Writing about the plot of “Jacob’s Room” somehow seems irrelevant, because in many ways that doesn’t matter. It’s the story of a life, and a life cut short, and the book reads in places as an elegy for someone who was just passing through. The book was, of course, inspired by the life of Thoby Stephen, Woolf’s brother, who contracted typhoid while travelling through Greece, and died from it; so it’s hard not to read it without being constantly aware of that underlying tragedy.

thoby-stephen

But what remains with me most vividly from revisiting “Jacob’s Room” is the strong sense of place; the locations and settings are painted so evocatively that they seem more real than the characters. London, of course, was a particular love of Woolf’s and she writes about it like no other author; here, she conjures it in all its complexity, from lovely Lambs Conduit Street where Jacob has rooms, to the ABC cafes where a single woman can dine alone respectably. Similarly, the heat and scenery of Greece leaps off the page, and the coasts and seas of England are evoked brilliantly.

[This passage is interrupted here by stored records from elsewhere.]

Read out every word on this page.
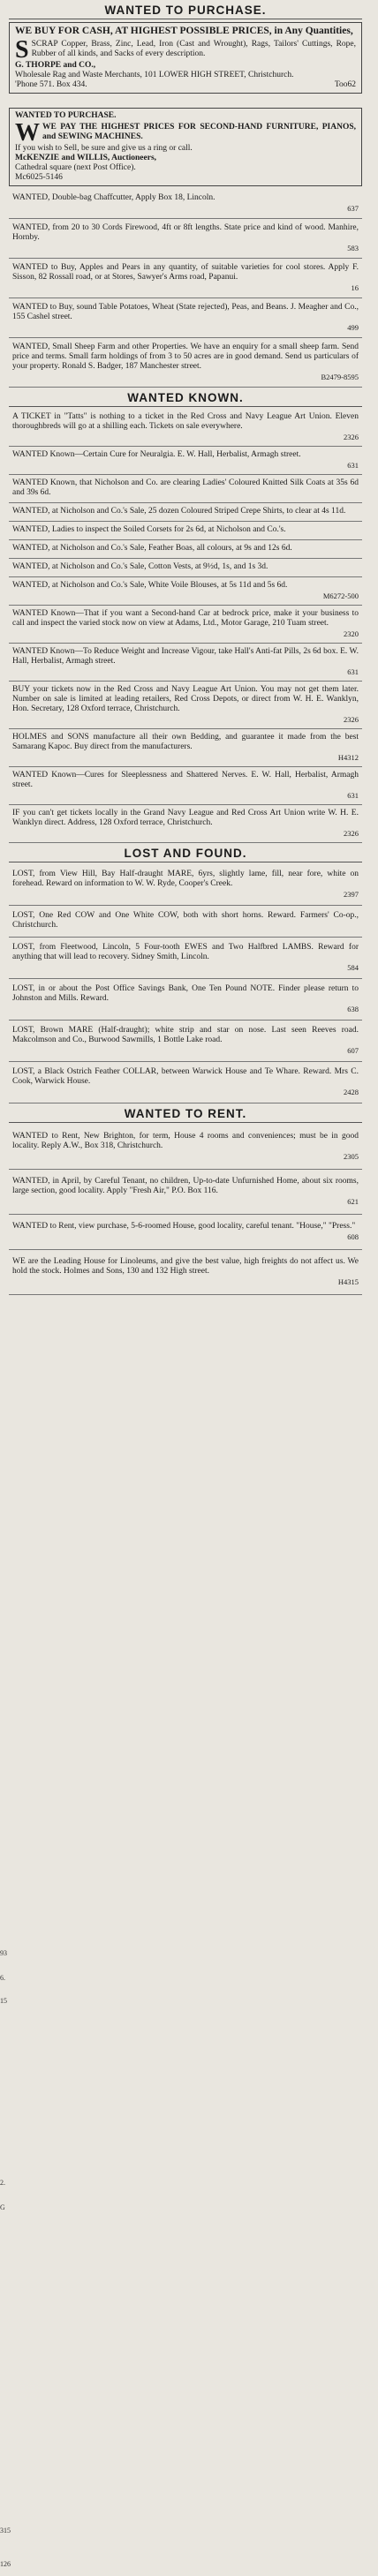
93
6.
15
2.
G
315
126
WANTED TO PURCHASE.

WE BUY FOR CASH, AT HIGHEST POSSIBLE PRICES, in Any Quantities,

SSCRAP Copper, Brass, Zinc, Lead, Iron (Cast and Wrought), Rags, Tailors' Cuttings, Rope, Rubber of all kinds, and Sacks of every description.

G. THORPE and CO.,

Wholesale Rag and Waste Merchants, 101 LOWER HIGH STREET, Christchurch.

'Phone 571. Box 434.	Too62

WANTED TO PURCHASE.

WWE PAY THE HIGHEST PRICES FOR SECOND-HAND FURNITURE, PIANOS, and SEWING MACHINES.

If you wish to Sell, be sure and give us a ring or call.

McKENZIE and WILLIS, Auctioneers,

Cathedral square (next Post Office).

Mc6025-5146

WANTED, Double-bag Chaffcutter, Apply Box 18, Lincoln.

637

WANTED, from 20 to 30 Cords Firewood, 4ft or 8ft lengths. State price and kind of wood. Manhire, Hornby.

583

WANTED to Buy, Apples and Pears in any quantity, of suitable varieties for cool stores. Apply F. Sisson, 82 Rossall road, or at Stores, Sawyer's Arms road, Papanui.

16

WANTED to Buy, sound Table Potatoes, Wheat (State rejected), Peas, and Beans. J. Meagher and Co., 155 Cashel street.

499

WANTED, Small Sheep Farm and other Properties. We have an enquiry for a small sheep farm. Send price and terms. Small farm holdings of from 3 to 50 acres are in good demand. Send us particulars of your property. Ronald S. Badger, 187 Manchester street.

B2479-8595
WANTED KNOWN.

A TICKET in "Tatts" is nothing to a ticket in the Red Cross and Navy League Art Union. Eleven thoroughbreds will go at a shilling each. Tickets on sale everywhere.

2326

WANTED Known—Certain Cure for Neuralgia. E. W. Hall, Herbalist, Armagh street.

631

WANTED Known, that Nicholson and Co. are clearing Ladies' Coloured Knitted Silk Coats at 35s 6d and 39s 6d.

WANTED, at Nicholson and Co.'s Sale, 25 dozen Coloured Striped Crepe Shirts, to clear at 4s 11d.

WANTED, Ladies to inspect the Soiled Corsets for 2s 6d, at Nicholson and Co.'s.

WANTED, at Nicholson and Co.'s Sale, Feather Boas, all colours, at 9s and 12s 6d.

WANTED, at Nicholson and Co.'s Sale, Cotton Vests, at 9½d, 1s, and 1s 3d.

WANTED, at Nicholson and Co.'s Sale, White Voile Blouses, at 5s 11d and 5s 6d.

M6272-500

WANTED Known—That if you want a Second-hand Car at bedrock price, make it your business to call and inspect the varied stock now on view at Adams, Ltd., Motor Garage, 210 Tuam street.

2320

WANTED Known—To Reduce Weight and Increase Vigour, take Hall's Anti-fat Pills, 2s 6d box. E. W. Hall, Herbalist, Armagh street.

631

BUY your tickets now in the Red Cross and Navy League Art Union. You may not get them later. Number on sale is limited at leading retailers, Red Cross Depots, or direct from W. H. E. Wanklyn, Hon. Secretary, 128 Oxford terrace, Christchurch.

2326

HOLMES and SONS manufacture all their own Bedding, and guarantee it made from the best Samarang Kapoc. Buy direct from the manufacturers.

H4312

WANTED Known—Cures for Sleeplessness and Shattered Nerves. E. W. Hall, Herbalist, Armagh street.

631

IF you can't get tickets locally in the Grand Navy League and Red Cross Art Union write W. H. E. Wanklyn direct. Address, 128 Oxford terrace, Christchurch.

2326
LOST AND FOUND.

LOST, from View Hill, Bay Half-draught MARE, 6yrs, slightly lame, fill, near fore, white on forehead. Reward on information to W. W. Ryde, Cooper's Creek.

2397

LOST, One Red COW and One White COW, both with short horns. Reward. Farmers' Co-op., Christchurch.

LOST, from Fleetwood, Lincoln, 5 Four-tooth EWES and Two Halfbred LAMBS. Reward for anything that will lead to recovery. Sidney Smith, Lincoln.

584

LOST, in or about the Post Office Savings Bank, One Ten Pound NOTE. Finder please return to Johnston and Mills. Reward.

638

LOST, Brown MARE (Half-draught); white strip and star on nose. Last seen Reeves road. Makcolmson and Co., Burwood Sawmills, 1 Bottle Lake road.

607

LOST, a Black Ostrich Feather COLLAR, between Warwick House and Te Whare. Reward. Mrs C. Cook, Warwick House.

2428
WANTED TO RENT.

WANTED to Rent, New Brighton, for term, House 4 rooms and conveniences; must be in good locality. Reply A.W., Box 318, Christchurch.

2305

WANTED, in April, by Careful Tenant, no children, Up-to-date Unfurnished Home, about six rooms, large section, good locality. Apply "Fresh Air," P.O. Box 116.

621

WANTED to Rent, view purchase, 5-6-roomed House, good locality, careful tenant. "House," "Press."

608

WE are the Leading House for Linoleums, and give the best value, high freights do not affect us. We hold the stock. Holmes and Sons, 130 and 132 High street.

H4315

Jacob’s room had a round table and two low chairs. There were yellow flags in a jar on the mantelpiece; a photograph of his mother; cards from societies with little raised crescents, coats of arms, and initials; notes and pipes; on the table lay paper ruled with a red margin – an essay, no doubt – ‘Does History consist of the Biographies of Great men?’ There were books enough; very few French books, but then anyone who’s worth anything reads just what he likes, as the mood takes him, with extravagant enthusiasm. …. Listless is the air in an empty room, just swelling the curtain; the flowers in the jar shift. One fibre in the wicker armchair creaks, though no-one sits there.

And of course singing out is Woolf’s wonderful, luminous prose, capturing moments of being, emotions, and fragments of other lives which are contiguous to Jacob’s. The tropes she used so well in “Mrs. Dalloway”, such as ranging over places and people in a wonderful impressionistic sequence, are all here and beautifully executed. I always love the way she pins a character down in just a few sentences, and those running through the life of Jacob are memorable; from his doting mother, to Clara Durrant who loves him hopelessly through his friend Bonamy to Sandra Wentworth Williams, his married paramour, they all spring from the pages. I could go on and on about how wonderful Woolf’s writing is, but really you need to experience it; and interestingly I find myself thinking that this would be a very good book to begin to explore her work, as it’s short, beautiful and very readable.

It seems that a profound, impartial, and absolutely just opinion of our fellow-creatures is utterly unknown. Either we are men, or we are women. Either we are cold, or we are sentimental. Either we are young, or growing old. In any case life is but a procession of shadows, and God knows why it is that we embrace them so eagerly, and see them depart with such anguish, being shadows.

This is not so much a review as a reaction to a book, I realise, but as so much has been written about Woolf I sometimes feel a little intimidated when sitting down to do a post about her. And what I can say is that I am never disappointed when I pick up something by Virginia Woolf; there is a reason she’s regarded as one of the 20th century’s best authors and that’s because she is. If you haven’t yet experienced her writing, do yourself a favour by trying one of her books – and “Jacob’s Room” is an excellent place to start!